After that trip, I heard about other flight attendants bringing Ouija boards and holding seances during crew rests. In fact, flight attendants have many superstitions, such as not accepting hotel keys with numbers corresponding to flights that ended in tragedy, such as 103, 800, or 990. Such numbers worry them.
Which reminds me, have you ever noticed that most hotels have no 13th floor? Why? Bad luck? Wouldn’t this make the 14th floor the 13th? Many flight attendants won’t take a room on the 14th floor for that very reason.
I also remember the story about a superstitious flight attendant who followed strict rules of numerology. She would seldom trade her trips, not wanting to alter fate, and she never went against her readings. So, when offered a trade for one December flight, she declined, even though it would suit her Christmas schedule better. Sadly, that was her last flight: Pan Am Flight 103, which crashed over Lockerbie, Scotland.

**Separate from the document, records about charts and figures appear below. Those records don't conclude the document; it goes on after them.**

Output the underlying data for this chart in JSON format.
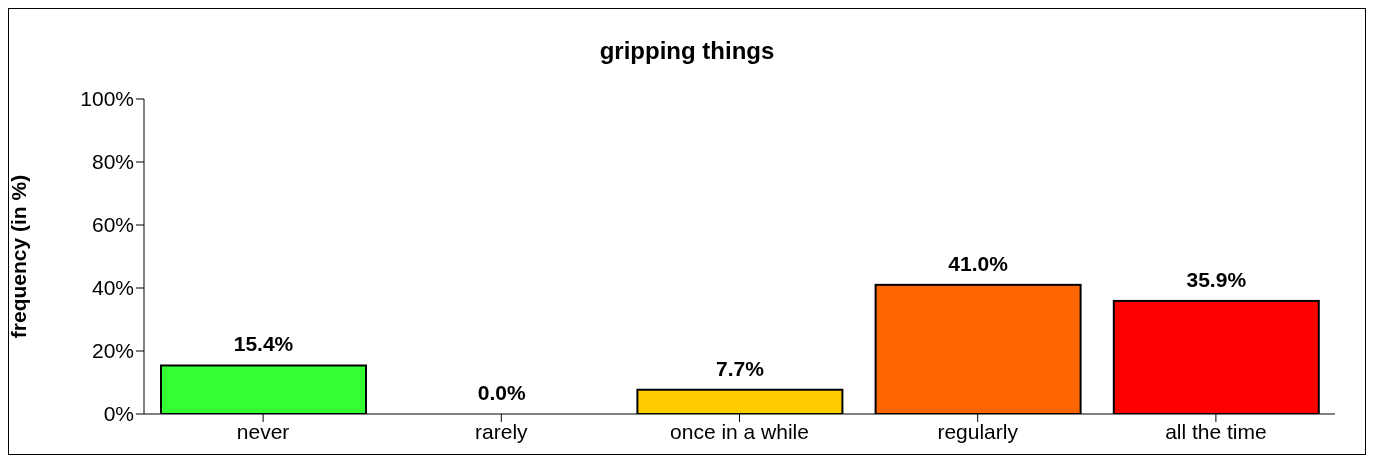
{
  "chart_data": {
    "type": "bar",
    "title": "gripping things",
    "ylabel": "frequency (in %)",
    "categories": [
      "never",
      "rarely",
      "once in a while",
      "regularly",
      "all the time"
    ],
    "values": [
      15.4,
      0.0,
      7.7,
      41.0,
      35.9
    ],
    "colors": [
      "#33ff33",
      "#ffffff",
      "#ffcc00",
      "#ff6600",
      "#ff0000"
    ],
    "value_labels": [
      "15.4%",
      "0.0%",
      "7.7%",
      "41.0%",
      "35.9%"
    ],
    "ylim": [
      0,
      100
    ],
    "yticks": [
      {
        "value": 0,
        "label": "0%"
      },
      {
        "value": 20,
        "label": "20%"
      },
      {
        "value": 40,
        "label": "40%"
      },
      {
        "value": 60,
        "label": "60%"
      },
      {
        "value": 80,
        "label": "80%"
      },
      {
        "value": 100,
        "label": "100%"
      }
    ],
    "grid": false
  }
}
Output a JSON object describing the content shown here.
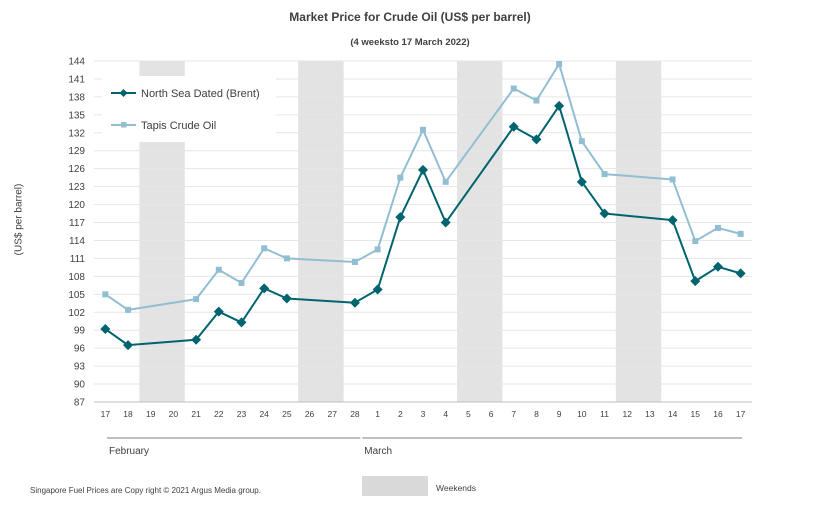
{
  "chart_data": {
    "type": "line",
    "title": "Market Price for Crude  Oil (US$ per barrel)",
    "subtitle": "(4 weeksto 17 March 2022)",
    "xlabel": "",
    "ylabel": "(US$ per barrel)",
    "ylim": [
      87,
      144
    ],
    "yticks": [
      87,
      90,
      93,
      96,
      99,
      102,
      105,
      108,
      111,
      114,
      117,
      120,
      123,
      126,
      129,
      132,
      135,
      138,
      141,
      144
    ],
    "categories": [
      "17",
      "18",
      "19",
      "20",
      "21",
      "22",
      "23",
      "24",
      "25",
      "26",
      "27",
      "28",
      "1",
      "2",
      "3",
      "4",
      "5",
      "6",
      "7",
      "8",
      "9",
      "10",
      "11",
      "12",
      "13",
      "14",
      "15",
      "16",
      "17"
    ],
    "month_groups": [
      {
        "label": "February",
        "start": 0,
        "end": 11
      },
      {
        "label": "March",
        "start": 12,
        "end": 28
      }
    ],
    "weekend_indices": [
      2,
      3,
      9,
      10,
      16,
      17,
      23,
      24
    ],
    "grid": true,
    "legend_position": "top-left",
    "series": [
      {
        "name": "North Sea Dated (Brent)",
        "color": "#00646e",
        "marker": "diamond",
        "values": [
          99.2,
          96.5,
          null,
          null,
          97.4,
          102.1,
          100.3,
          106.0,
          104.3,
          null,
          null,
          103.6,
          105.8,
          117.9,
          125.8,
          117.0,
          null,
          null,
          133.0,
          130.9,
          136.5,
          123.8,
          118.5,
          null,
          null,
          117.4,
          107.2,
          109.6,
          108.5
        ]
      },
      {
        "name": "Tapis Crude Oil",
        "color": "#92bed2",
        "marker": "square",
        "values": [
          105.0,
          102.4,
          null,
          null,
          104.2,
          109.1,
          106.9,
          112.7,
          111.0,
          null,
          null,
          110.4,
          112.5,
          124.5,
          132.5,
          123.8,
          null,
          null,
          139.4,
          137.4,
          143.5,
          130.6,
          125.1,
          null,
          null,
          124.2,
          113.9,
          116.1,
          115.1
        ]
      }
    ]
  },
  "legend": {
    "weekends_label": "Weekends"
  },
  "footer": {
    "copyright": "Singapore  Fuel Prices are  Copy right © 2021 Argus Media  group."
  }
}
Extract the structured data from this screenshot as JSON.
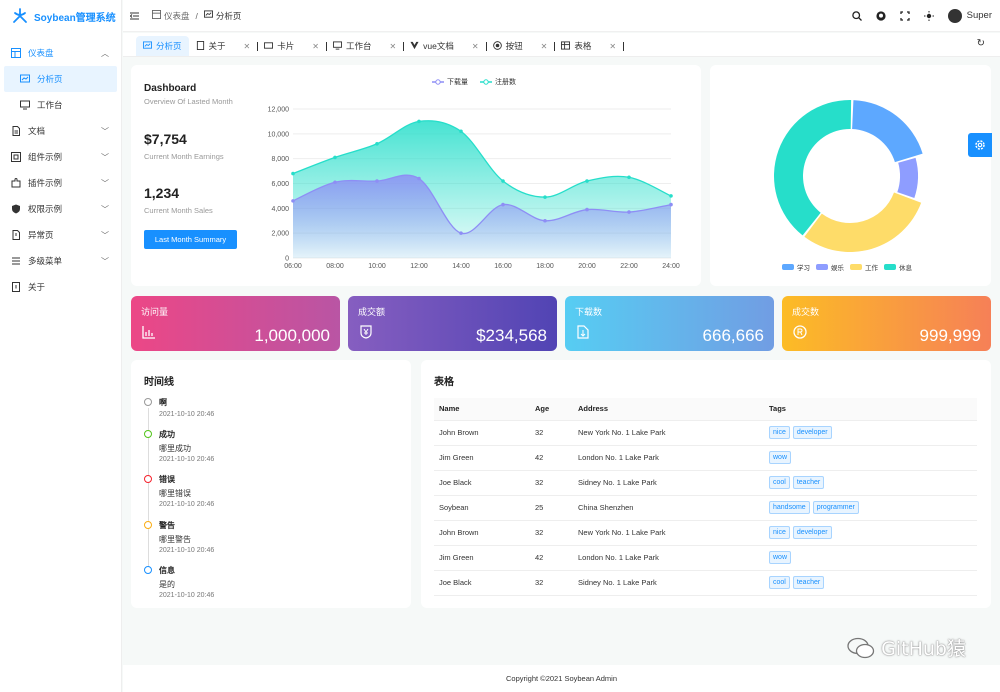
{
  "app": {
    "name": "Soybean管理系统"
  },
  "sidebar": {
    "items": [
      {
        "label": "仪表盘"
      },
      {
        "label": "分析页"
      },
      {
        "label": "工作台"
      },
      {
        "label": "文档"
      },
      {
        "label": "组件示例"
      },
      {
        "label": "插件示例"
      },
      {
        "label": "权限示例"
      },
      {
        "label": "异常页"
      },
      {
        "label": "多级菜单"
      },
      {
        "label": "关于"
      }
    ]
  },
  "header": {
    "breadcrumb": [
      "仪表盘",
      "分析页"
    ],
    "separator": "/",
    "user": "Super"
  },
  "tabs": [
    {
      "label": "分析页"
    },
    {
      "label": "关于"
    },
    {
      "label": "卡片"
    },
    {
      "label": "工作台"
    },
    {
      "label": "vue文档"
    },
    {
      "label": "按钮"
    },
    {
      "label": "表格"
    }
  ],
  "dashboard": {
    "title": "Dashboard",
    "subtitle": "Overview Of Lasted Month",
    "earnings": "$7,754",
    "earnings_label": "Current Month Earnings",
    "sales": "1,234",
    "sales_label": "Current Month Sales",
    "button": "Last Month Summary"
  },
  "chart_data": [
    {
      "type": "area",
      "x": [
        "06:00",
        "08:00",
        "10:00",
        "12:00",
        "14:00",
        "16:00",
        "18:00",
        "20:00",
        "22:00",
        "24:00"
      ],
      "series": [
        {
          "name": "下载量",
          "values": [
            4600,
            6100,
            6200,
            6400,
            2000,
            4300,
            3000,
            3900,
            3700,
            4300
          ],
          "color": "#8e8ef5"
        },
        {
          "name": "注册数",
          "values": [
            6800,
            8100,
            9200,
            11000,
            10200,
            6200,
            4900,
            6200,
            6500,
            5000
          ],
          "color": "#26deca"
        }
      ],
      "yticks": [
        "0",
        "2,000",
        "4,000",
        "6,000",
        "8,000",
        "10,000",
        "12,000"
      ],
      "ylim": [
        0,
        12000
      ],
      "legend": "top"
    },
    {
      "type": "pie",
      "categories": [
        "学习",
        "娱乐",
        "工作",
        "休息"
      ],
      "values": [
        20,
        10,
        30,
        40
      ],
      "colors": [
        "#5da8ff",
        "#8e9dff",
        "#fedc69",
        "#26deca"
      ]
    }
  ],
  "stats": [
    {
      "title": "访问量",
      "value": "1,000,000",
      "icon": "bar-chart-icon"
    },
    {
      "title": "成交额",
      "value": "$234,568",
      "icon": "yen-shield-icon"
    },
    {
      "title": "下载数",
      "value": "666,666",
      "icon": "download-file-icon"
    },
    {
      "title": "成交数",
      "value": "999,999",
      "icon": "registered-icon"
    }
  ],
  "timeline": {
    "title": "时间线",
    "items": [
      {
        "title": "啊",
        "desc": "",
        "time": "2021-10-10 20:46",
        "color": "#999999"
      },
      {
        "title": "成功",
        "desc": "哪里成功",
        "time": "2021-10-10 20:46",
        "color": "#52c41a"
      },
      {
        "title": "错误",
        "desc": "哪里错误",
        "time": "2021-10-10 20:46",
        "color": "#f5222d"
      },
      {
        "title": "警告",
        "desc": "哪里警告",
        "time": "2021-10-10 20:46",
        "color": "#faad14"
      },
      {
        "title": "信息",
        "desc": "是的",
        "time": "2021-10-10 20:46",
        "color": "#1890ff"
      }
    ]
  },
  "table": {
    "title": "表格",
    "columns": [
      "Name",
      "Age",
      "Address",
      "Tags"
    ],
    "rows": [
      {
        "name": "John Brown",
        "age": "32",
        "address": "New York No. 1 Lake Park",
        "tags": [
          "nice",
          "developer"
        ]
      },
      {
        "name": "Jim Green",
        "age": "42",
        "address": "London No. 1 Lake Park",
        "tags": [
          "wow"
        ]
      },
      {
        "name": "Joe Black",
        "age": "32",
        "address": "Sidney No. 1 Lake Park",
        "tags": [
          "cool",
          "teacher"
        ]
      },
      {
        "name": "Soybean",
        "age": "25",
        "address": "China Shenzhen",
        "tags": [
          "handsome",
          "programmer"
        ]
      },
      {
        "name": "John Brown",
        "age": "32",
        "address": "New York No. 1 Lake Park",
        "tags": [
          "nice",
          "developer"
        ]
      },
      {
        "name": "Jim Green",
        "age": "42",
        "address": "London No. 1 Lake Park",
        "tags": [
          "wow"
        ]
      },
      {
        "name": "Joe Black",
        "age": "32",
        "address": "Sidney No. 1 Lake Park",
        "tags": [
          "cool",
          "teacher"
        ]
      }
    ]
  },
  "footer": {
    "text": "Copyright ©2021 Soybean Admin"
  },
  "watermark": {
    "text": "GitHub猿"
  },
  "colors": {
    "primary": "#1890ff"
  }
}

Perhaps the most bizarre story involves a young flight attendant whose family persuaded her to retire after the Lockerbie tragedy. Seems her mother had dreams of her dying in an airplane disaster. The young woman became an accountant, and after years of promotions went to work for a firm in New York. Her office was in the World Trade Center, and she perished on 9/11.
Was it their fate to die?
Most probably. So why inconvenience your life worrying about consequences that you have no control over? We are none of us long for this world, so live for the now and enjoy it while you can.